The class started well, as we were required to do “warm-up walking”. So far, so good. Feet at an angle, sliding across the floor in my new dance shoes, torso straight, eyes ahead, and all accompanied by faint tango music playing in the corner. I was enjoying this.
  
Then, we had to partner up. Now, which part of “Right foot forward” is it so difficult for a so-called leader to understand? That was one man. The next was even more trouble. Having been told that we had to move anti-clockwise around the floor, he decided to set off on a collision course in the opposite direction.

“I’m the leader!” he informed me, when he came up against forceful resistance.

“But we’re going the wrong way!” I insisted, a little too loudly.

“I like to break rules,” was his response. Try that next time you’re in bloody Argentina, I wanted to scream.

Luckily, I then had to move on to man number three, whose technique involved stepping on each of my big toes every other step. Followers, we were told, have to go along with whatever the leader wants in tango.

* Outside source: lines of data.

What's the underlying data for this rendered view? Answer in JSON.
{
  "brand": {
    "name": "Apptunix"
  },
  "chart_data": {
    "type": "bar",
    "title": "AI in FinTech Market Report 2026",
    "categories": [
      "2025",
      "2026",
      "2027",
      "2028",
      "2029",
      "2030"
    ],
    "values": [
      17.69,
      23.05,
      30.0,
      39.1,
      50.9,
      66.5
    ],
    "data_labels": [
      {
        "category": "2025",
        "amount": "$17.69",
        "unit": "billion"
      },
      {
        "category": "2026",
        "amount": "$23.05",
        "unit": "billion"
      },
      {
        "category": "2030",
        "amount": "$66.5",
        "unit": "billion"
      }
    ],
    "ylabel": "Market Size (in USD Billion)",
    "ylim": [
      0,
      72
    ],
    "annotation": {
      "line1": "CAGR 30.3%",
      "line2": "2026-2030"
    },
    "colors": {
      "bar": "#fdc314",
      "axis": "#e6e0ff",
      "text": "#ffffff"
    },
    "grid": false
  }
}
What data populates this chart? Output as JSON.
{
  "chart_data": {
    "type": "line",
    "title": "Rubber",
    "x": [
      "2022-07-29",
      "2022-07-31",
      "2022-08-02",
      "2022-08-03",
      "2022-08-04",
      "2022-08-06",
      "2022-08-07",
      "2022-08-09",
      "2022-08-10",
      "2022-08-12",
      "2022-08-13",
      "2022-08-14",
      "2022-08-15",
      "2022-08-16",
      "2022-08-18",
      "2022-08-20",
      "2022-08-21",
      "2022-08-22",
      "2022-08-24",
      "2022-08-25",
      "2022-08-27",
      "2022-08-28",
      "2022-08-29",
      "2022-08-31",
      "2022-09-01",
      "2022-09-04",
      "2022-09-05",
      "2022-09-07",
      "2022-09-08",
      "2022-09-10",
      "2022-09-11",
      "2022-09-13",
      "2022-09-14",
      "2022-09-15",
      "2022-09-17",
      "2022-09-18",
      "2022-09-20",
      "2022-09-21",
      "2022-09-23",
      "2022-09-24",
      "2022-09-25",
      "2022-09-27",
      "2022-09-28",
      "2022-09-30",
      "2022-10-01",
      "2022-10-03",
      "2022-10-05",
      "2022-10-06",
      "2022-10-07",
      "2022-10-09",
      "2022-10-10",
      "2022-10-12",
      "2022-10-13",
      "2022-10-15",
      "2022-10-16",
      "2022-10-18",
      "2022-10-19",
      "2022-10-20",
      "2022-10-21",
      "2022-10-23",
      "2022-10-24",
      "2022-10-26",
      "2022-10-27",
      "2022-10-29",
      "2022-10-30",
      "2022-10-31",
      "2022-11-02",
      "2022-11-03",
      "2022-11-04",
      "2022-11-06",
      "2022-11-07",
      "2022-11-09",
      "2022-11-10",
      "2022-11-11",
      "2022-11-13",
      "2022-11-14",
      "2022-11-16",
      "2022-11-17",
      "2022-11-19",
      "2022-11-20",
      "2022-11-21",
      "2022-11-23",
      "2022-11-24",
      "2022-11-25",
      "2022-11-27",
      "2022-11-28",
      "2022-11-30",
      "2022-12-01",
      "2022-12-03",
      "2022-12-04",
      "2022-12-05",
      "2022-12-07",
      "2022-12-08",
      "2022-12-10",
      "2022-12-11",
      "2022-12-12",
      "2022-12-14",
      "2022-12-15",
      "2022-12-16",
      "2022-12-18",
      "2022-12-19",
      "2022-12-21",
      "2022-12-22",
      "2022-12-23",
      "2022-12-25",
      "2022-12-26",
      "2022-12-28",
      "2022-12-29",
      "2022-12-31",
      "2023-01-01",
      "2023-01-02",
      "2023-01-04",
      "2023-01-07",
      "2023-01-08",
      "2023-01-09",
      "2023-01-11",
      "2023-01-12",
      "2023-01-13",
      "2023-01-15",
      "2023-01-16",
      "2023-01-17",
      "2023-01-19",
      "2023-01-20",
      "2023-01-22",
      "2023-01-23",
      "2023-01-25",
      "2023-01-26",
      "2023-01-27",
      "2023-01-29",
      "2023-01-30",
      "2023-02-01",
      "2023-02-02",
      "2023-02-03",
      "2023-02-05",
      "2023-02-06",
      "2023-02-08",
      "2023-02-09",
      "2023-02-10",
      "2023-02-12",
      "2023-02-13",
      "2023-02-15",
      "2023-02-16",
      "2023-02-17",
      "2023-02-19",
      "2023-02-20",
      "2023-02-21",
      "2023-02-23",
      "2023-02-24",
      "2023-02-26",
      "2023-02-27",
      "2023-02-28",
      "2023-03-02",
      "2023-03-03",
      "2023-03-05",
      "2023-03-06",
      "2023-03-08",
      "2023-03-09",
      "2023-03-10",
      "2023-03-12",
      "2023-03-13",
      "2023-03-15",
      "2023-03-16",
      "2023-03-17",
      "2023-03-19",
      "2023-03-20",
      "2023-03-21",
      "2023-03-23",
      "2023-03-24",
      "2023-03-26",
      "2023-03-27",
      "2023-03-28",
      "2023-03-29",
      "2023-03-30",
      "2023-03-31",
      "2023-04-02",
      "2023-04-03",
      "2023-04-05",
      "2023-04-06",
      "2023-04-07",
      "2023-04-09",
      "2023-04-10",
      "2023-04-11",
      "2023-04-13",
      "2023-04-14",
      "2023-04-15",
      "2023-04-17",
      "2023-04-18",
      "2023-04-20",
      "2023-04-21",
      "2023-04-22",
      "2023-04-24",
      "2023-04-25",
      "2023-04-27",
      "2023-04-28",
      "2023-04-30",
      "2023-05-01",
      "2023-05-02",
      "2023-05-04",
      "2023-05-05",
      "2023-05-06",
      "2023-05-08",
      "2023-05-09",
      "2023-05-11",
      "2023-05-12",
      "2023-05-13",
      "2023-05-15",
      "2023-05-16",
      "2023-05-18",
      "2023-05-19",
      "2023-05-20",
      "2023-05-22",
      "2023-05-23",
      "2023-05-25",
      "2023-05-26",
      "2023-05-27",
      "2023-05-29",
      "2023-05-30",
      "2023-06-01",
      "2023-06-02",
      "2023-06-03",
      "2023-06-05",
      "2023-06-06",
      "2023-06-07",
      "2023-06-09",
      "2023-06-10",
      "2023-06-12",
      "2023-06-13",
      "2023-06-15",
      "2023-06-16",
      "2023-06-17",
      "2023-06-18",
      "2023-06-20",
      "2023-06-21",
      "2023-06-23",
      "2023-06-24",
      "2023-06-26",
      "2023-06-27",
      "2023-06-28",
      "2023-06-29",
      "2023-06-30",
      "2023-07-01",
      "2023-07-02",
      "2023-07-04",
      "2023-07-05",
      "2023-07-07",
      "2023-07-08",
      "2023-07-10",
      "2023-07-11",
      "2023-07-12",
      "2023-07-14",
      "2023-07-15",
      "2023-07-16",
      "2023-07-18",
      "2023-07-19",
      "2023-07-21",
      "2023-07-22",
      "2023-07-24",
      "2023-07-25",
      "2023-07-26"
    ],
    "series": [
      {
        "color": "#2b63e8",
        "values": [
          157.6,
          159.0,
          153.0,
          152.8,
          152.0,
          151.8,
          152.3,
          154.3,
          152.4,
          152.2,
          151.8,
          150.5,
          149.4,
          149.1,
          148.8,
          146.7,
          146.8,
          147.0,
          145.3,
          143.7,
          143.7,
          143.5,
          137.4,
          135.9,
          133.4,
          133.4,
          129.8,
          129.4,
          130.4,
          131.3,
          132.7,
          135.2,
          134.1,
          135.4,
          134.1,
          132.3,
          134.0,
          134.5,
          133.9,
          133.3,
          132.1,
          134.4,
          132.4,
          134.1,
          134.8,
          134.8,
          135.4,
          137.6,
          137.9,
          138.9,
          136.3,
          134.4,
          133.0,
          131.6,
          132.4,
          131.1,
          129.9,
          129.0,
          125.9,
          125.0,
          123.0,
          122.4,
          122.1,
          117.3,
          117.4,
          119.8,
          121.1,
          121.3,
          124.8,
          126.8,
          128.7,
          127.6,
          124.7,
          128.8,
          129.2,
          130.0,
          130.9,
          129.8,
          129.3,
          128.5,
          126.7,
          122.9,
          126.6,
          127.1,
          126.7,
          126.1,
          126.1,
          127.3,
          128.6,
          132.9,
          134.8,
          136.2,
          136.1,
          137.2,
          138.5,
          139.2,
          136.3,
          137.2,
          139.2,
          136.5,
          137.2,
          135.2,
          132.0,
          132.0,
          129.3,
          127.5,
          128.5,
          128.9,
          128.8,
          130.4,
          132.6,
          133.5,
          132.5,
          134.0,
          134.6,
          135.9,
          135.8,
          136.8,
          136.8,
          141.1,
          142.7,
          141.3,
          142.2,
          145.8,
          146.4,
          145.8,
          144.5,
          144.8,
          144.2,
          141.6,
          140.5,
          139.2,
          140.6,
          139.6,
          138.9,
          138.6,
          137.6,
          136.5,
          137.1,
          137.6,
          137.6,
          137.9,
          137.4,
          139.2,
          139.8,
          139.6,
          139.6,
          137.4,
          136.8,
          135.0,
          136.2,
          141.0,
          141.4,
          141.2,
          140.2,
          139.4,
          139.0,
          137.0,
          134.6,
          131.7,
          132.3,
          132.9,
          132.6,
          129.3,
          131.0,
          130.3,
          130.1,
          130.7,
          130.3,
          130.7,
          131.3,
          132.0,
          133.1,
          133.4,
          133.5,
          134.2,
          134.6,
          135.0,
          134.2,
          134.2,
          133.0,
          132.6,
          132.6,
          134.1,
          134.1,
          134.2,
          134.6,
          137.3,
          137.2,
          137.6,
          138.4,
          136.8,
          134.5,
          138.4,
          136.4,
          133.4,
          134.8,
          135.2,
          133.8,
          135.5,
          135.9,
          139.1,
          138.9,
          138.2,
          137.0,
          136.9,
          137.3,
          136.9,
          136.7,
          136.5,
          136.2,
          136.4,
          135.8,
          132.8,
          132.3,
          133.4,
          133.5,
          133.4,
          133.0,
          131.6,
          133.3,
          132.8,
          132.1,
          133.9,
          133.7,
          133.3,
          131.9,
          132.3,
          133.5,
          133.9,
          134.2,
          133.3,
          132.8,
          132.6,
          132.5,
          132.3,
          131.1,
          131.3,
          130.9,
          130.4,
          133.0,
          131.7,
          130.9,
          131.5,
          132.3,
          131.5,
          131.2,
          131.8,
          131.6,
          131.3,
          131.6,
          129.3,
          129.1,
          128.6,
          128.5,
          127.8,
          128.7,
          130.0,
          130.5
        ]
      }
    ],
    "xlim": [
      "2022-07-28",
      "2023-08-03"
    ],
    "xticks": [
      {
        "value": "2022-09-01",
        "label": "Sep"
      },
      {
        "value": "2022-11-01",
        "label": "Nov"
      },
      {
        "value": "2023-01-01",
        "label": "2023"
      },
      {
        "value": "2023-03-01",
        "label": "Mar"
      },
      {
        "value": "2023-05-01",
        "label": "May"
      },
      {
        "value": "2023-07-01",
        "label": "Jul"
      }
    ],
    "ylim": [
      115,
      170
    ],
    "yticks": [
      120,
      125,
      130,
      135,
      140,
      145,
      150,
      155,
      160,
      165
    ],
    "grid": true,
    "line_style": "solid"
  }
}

Really? Even if they want to send your feet off on a path in which the only outcome is certain amputation? I don’t think so.
  
His arm wasn’t helping. The teacher came along and told us that our arms were too low – “You’re pushing hers too hard,“ she began, before adding: “or she’s dropping it.”
  
Hang on a minute. I am NOT dropping my arm. Decades of ballroom dancing have ensured that I even go to sleep with my right arm in ballroom dancing hold. I am just trying to stop this dolt who is breaking every bone in my feet from dislocating my arm, too.
  
Ninety minutes is a long time in tango. It is an age if you are a follower dependent upon leaders intent on hospitalising you at the earliest opportunity.
  
All the followers (female), by the way, were picking everything up pretty quickly, but as with most things in life, men just can’t multi-task.

“I can’t talk and think,” said man number three, as he bulldozed my toe for the tenth time in two minutes.
  
Having signed up for the intensive course, I’m determined to see it through, although my bet is that the bone crusher won’t turn up for the second class. Whatever your views on Che Guevara, unlike these guys at least he knew how to lead.
  
So, I can’t wait to get past the basics and sign up for private lessons. Then, perhaps, I will set off for Argentina, where, knowing my luck, I will be robbed, kidnapped and sold into tango slavery.
  

It sure beats living limbless in New York City.